I think the framework is real. I think it works for those who can avoid the world outside it. I just don't know if I can do that any more.

But I Don't WANT To Go To Church on Sunday.

Interesting e-mail exchange with the new unofficial worship pastor (because God forbid we actually hire one). I told him I didn't want to be back on the rotation after all because I am still struggling, and because of how I feel about the church in general, Bethany in particular, and Tim in really particular. He said one of the first actually thoughtful (as in using the brain) things that anyone has said in this whole process:

"I hear what you are saying and you may have every reason to want to pull away from the church, God or whatever."

What? You're kidding! Doubt and anger might be, you know, valid? What a concept!

I call it a process, but that's too formal a word, and that's part of what makes me so fucking mad. There hasn't been a process. I left, for somewhat nebulous reasons, after the first Sunday of April 2005 when I realized that a) I shouldn't be playing for Communion if I couldn't take Communion, b) Tim was never going to listen to me even if I said the exact same thing once a week and put it on a poster in his office in big red letters, and c) no matter what else changed, I was still going to be a girl and Bethany don't do deaconesses, so leadership of a mixed group was going to be right out.

And there was a great outpouring of prayer and support for me in my time of trial, and people surrounded me with love and offered to help with Peter and pray for me and help me have a coherent conversation with Tim. Wow ... it's kind of hard to imagine how differently the last 2.5 years might have panned out if that had happened.

Instead, it was just the occasional "We sure miss seeing you up there!" Which was nice, in its 3-second little way, but I can't help but think it is odd that a person could go from my level of ministry to barely attending services without anybody noticing. I can't help but think that if I didn't take the kids to Sunday School and put money in the offering plate, it would have gotten noticed a little sooner.

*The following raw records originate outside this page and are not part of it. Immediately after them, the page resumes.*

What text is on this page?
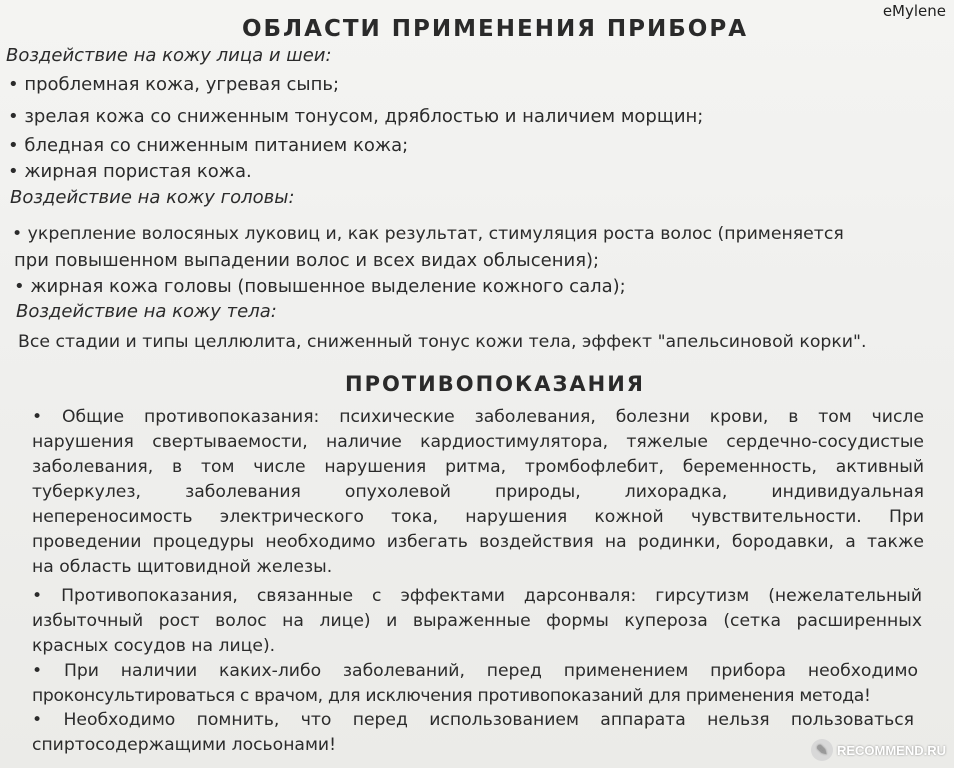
eMylene
ОБЛАСТИ ПРИМЕНЕНИЯ ПРИБОРА
Воздействие на кожу лица и шеи:
• проблемная кожа, угревая сыпь;
• зрелая кожа со сниженным тонусом, дряблостью и наличием морщин;
• бледная со сниженным питанием кожа;
• жирная пористая кожа.
Воздействие на кожу головы:
• укрепление волосяных луковиц и, как результат, стимуляция роста волос (применяется
при повышенном выпадении волос и всех видах облысения);
• жирная кожа головы (повышенное выделение кожного сала);
Воздействие на кожу тела:
Все стадии и типы целлюлита, сниженный тонус кожи тела, эффект "апельсиновой корки".
ПРОТИВОПОКАЗАНИЯ
• Общие противопоказания: психические заболевания, болезни крови, в том числе
нарушения свертываемости, наличие кардиостимулятора, тяжелые сердечно-сосудистые
заболевания, в том числе нарушения ритма, тромбофлебит, беременность, активный
туберкулез, заболевания опухолевой природы, лихорадка, индивидуальная
непереносимость электрического тока, нарушения кожной чувствительности. При
проведении процедуры необходимо избегать воздействия на родинки, бородавки, а также
на область щитовидной железы.
• Противопоказания, связанные с эффектами дарсонваля: гирсутизм (нежелательный
избыточный рост волос на лице) и выраженные формы купероза (сетка расширенных
красных сосудов на лице).
• При наличии каких-либо заболеваний, перед применением прибора необходимо
проконсультироваться с врачом, для исключения противопоказаний для применения метода!
• Необходимо помнить, что перед использованием аппарата нельзя пользоваться
спиртосодержащими лосьонами!	✎ RECOMMEND.RU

So, here it is, almost three years later, and of all things a quick e-mail about the worship team schedule produces the first truly human response to my leaving. (Now there's an odd thought. I typed "human" when I think I meant "godly", but I think maybe I did mean what I typed. Another essay for another day.) And he even has the good sense to acknowledge that a little distance might be understandable. Not sure what to make of that.

I guess what I'm coming down to is that regardless of my struggles, regardless of how I left and what I said then and what people chose to believe (which are not the same thing), they have lost the right to swoop in and make me come back. We are so good at "lovingly confronting" people when we have our little step-by-step instructions. But after nearly three years of floating free without notice or concern, I no longer feel obligated to submit myself to those instructions. Tim is only my pastor in that he is the pastor of the church of which I am a member -- he is no way my pastor. He gave up that right long ago. The deacons and shepherds who watched this servant bow and buckle under the strain of unacknowledged leadership are not my deacons and shepherds. I may claim a few of the church members as family, but I can hardly say the church family as a whole is my church family. They like what I wrote, but what I wrote and who I am are practically separate realities now. In what way am I under their jurisdiction?

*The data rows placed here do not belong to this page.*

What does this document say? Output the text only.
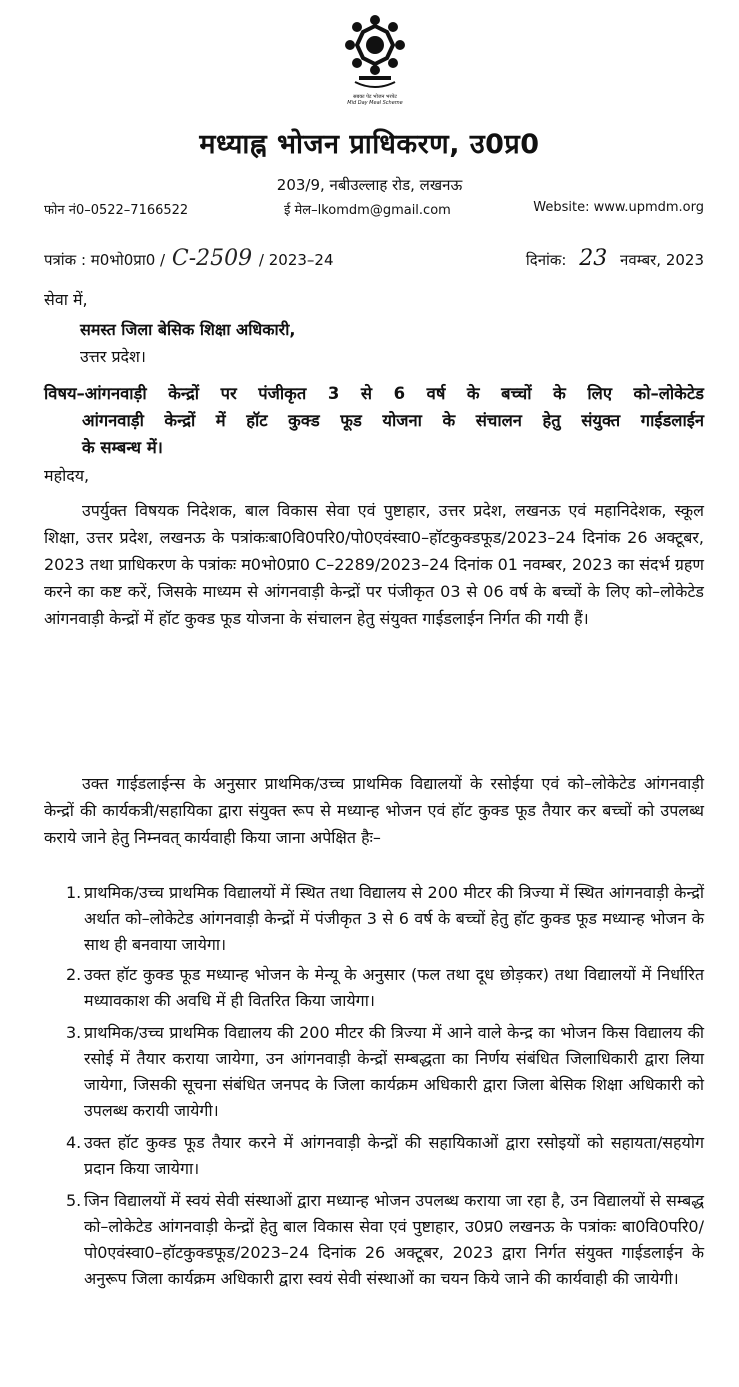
सबका पेट भोजन भरपेट
Mid Day Meal Scheme
मध्याह्न भोजन प्राधिकरण, उ0प्र0
203/9, नबीउल्लाह रोड, लखनऊ
फोन नं0–0522–7166522	ई मेल–lkomdm@gmail.com	Website: www.upmdm.org
पत्रांक : म0भो0प्रा0 / C-2509 / 2023–24	दिनांक: 23 नवम्बर, 2023
सेवा में,
समस्त जिला बेसिक शिक्षा अधिकारी,
उत्तर प्रदेश।
विषय–आंगनवाड़ी केन्द्रों पर पंजीकृत 3 से 6 वर्ष के बच्चों के लिए को–लोकेटेड
आंगनवाड़ी केन्द्रों में हॉट कुक्ड फूड योजना के संचालन हेतु संयुक्त गाईडलाईन
के सम्बन्ध में।
महोदय,
उपर्युक्त विषयक निदेशक, बाल विकास सेवा एवं पुष्टाहार, उत्तर प्रदेश, लखनऊ एवं महानिदेशक, स्कूल शिक्षा, उत्तर प्रदेश, लखनऊ के पत्रांकःबा0वि0परि0/पो0एवंस्वा0–हॉटकुक्डफूड/2023–24 दिनांक 26 अक्टूबर, 2023 तथा प्राधिकरण के पत्रांकः म0भो0प्रा0 C–2289/2023–24 दिनांक 01 नवम्बर, 2023 का संदर्भ ग्रहण करने का कष्ट करें, जिसके माध्यम से आंगनवाड़ी केन्द्रों पर पंजीकृत 03 से 06 वर्ष के बच्चों के लिए को–लोकेटेड आंगनवाड़ी केन्द्रों में हॉट कुक्ड फूड योजना के संचालन हेतु संयुक्त गाईडलाईन निर्गत की गयी हैं।
उक्त गाईडलाईन्स के अनुसार प्राथमिक/उच्च प्राथमिक विद्यालयों के रसोईया एवं को–लोकेटेड आंगनवाड़ी केन्द्रों की कार्यकत्री/सहायिका द्वारा संयुक्त रूप से मध्यान्ह भोजन एवं हॉट कुक्ड फूड तैयार कर बच्चों को उपलब्ध कराये जाने हेतु निम्नवत् कार्यवाही किया जाना अपेक्षित हैः–
1. प्राथमिक/उच्च प्राथमिक विद्यालयों में स्थित तथा विद्यालय से 200 मीटर की त्रिज्या में स्थित आंगनवाड़ी केन्द्रों अर्थात को–लोकेटेड आंगनवाड़ी केन्द्रों में पंजीकृत 3 से 6 वर्ष के बच्चों हेतु हॉट कुक्ड फूड मध्यान्ह भोजन के साथ ही बनवाया जायेगा।
2. उक्त हॉट कुक्ड फूड मध्यान्ह भोजन के मेन्यू के अनुसार (फल तथा दूध छोड़कर) तथा विद्यालयों में निर्धारित मध्यावकाश की अवधि में ही वितरित किया जायेगा।
3. प्राथमिक/उच्च प्राथमिक विद्यालय की 200 मीटर की त्रिज्या में आने वाले केन्द्र का भोजन किस विद्यालय की रसोई में तैयार कराया जायेगा, उन आंगनवाड़ी केन्द्रों सम्बद्धता का निर्णय संबंधित जिलाधिकारी द्वारा लिया जायेगा, जिसकी सूचना संबंधित जनपद के जिला कार्यक्रम अधिकारी द्वारा जिला बेसिक शिक्षा अधिकारी को उपलब्ध करायी जायेगी।
4. उक्त हॉट कुक्ड फूड तैयार करने में आंगनवाड़ी केन्द्रों की सहायिकाओं द्वारा रसोइयों को सहायता/सहयोग प्रदान किया जायेगा।
5. जिन विद्यालयों में स्वयं सेवी संस्थाओं द्वारा मध्यान्ह भोजन उपलब्ध कराया जा रहा है, उन विद्यालयों से सम्बद्ध को–लोकेटेड आंगनवाड़ी केन्द्रों हेतु बाल विकास सेवा एवं पुष्टाहार, उ0प्र0 लखनऊ के पत्रांकः बा0वि0परि0/पो0एवंस्वा0–हॉटकुक्डफूड/2023–24 दिनांक 26 अक्टूबर, 2023 द्वारा निर्गत संयुक्त गाईडलाईन के अनुरूप जिला कार्यक्रम अधिकारी द्वारा स्वयं सेवी संस्थाओं का चयन किये जाने की कार्यवाही की जायेगी।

I still need to sort out what I do and don't believe, and to what extent I can worship or pray or study. For now though, I want to do that as separately from the church as possible. I don't think it has particularly helped me in the last several years.

They say we shoot our wounded -- how much kinder that would have been. How much more cruel for them to bend over my bleeding, aching body and say, "It's so nice to see you today! We really miss having you carry your part of the load. Hope you can come back some day!"

This is not my army now. They will have to march without me.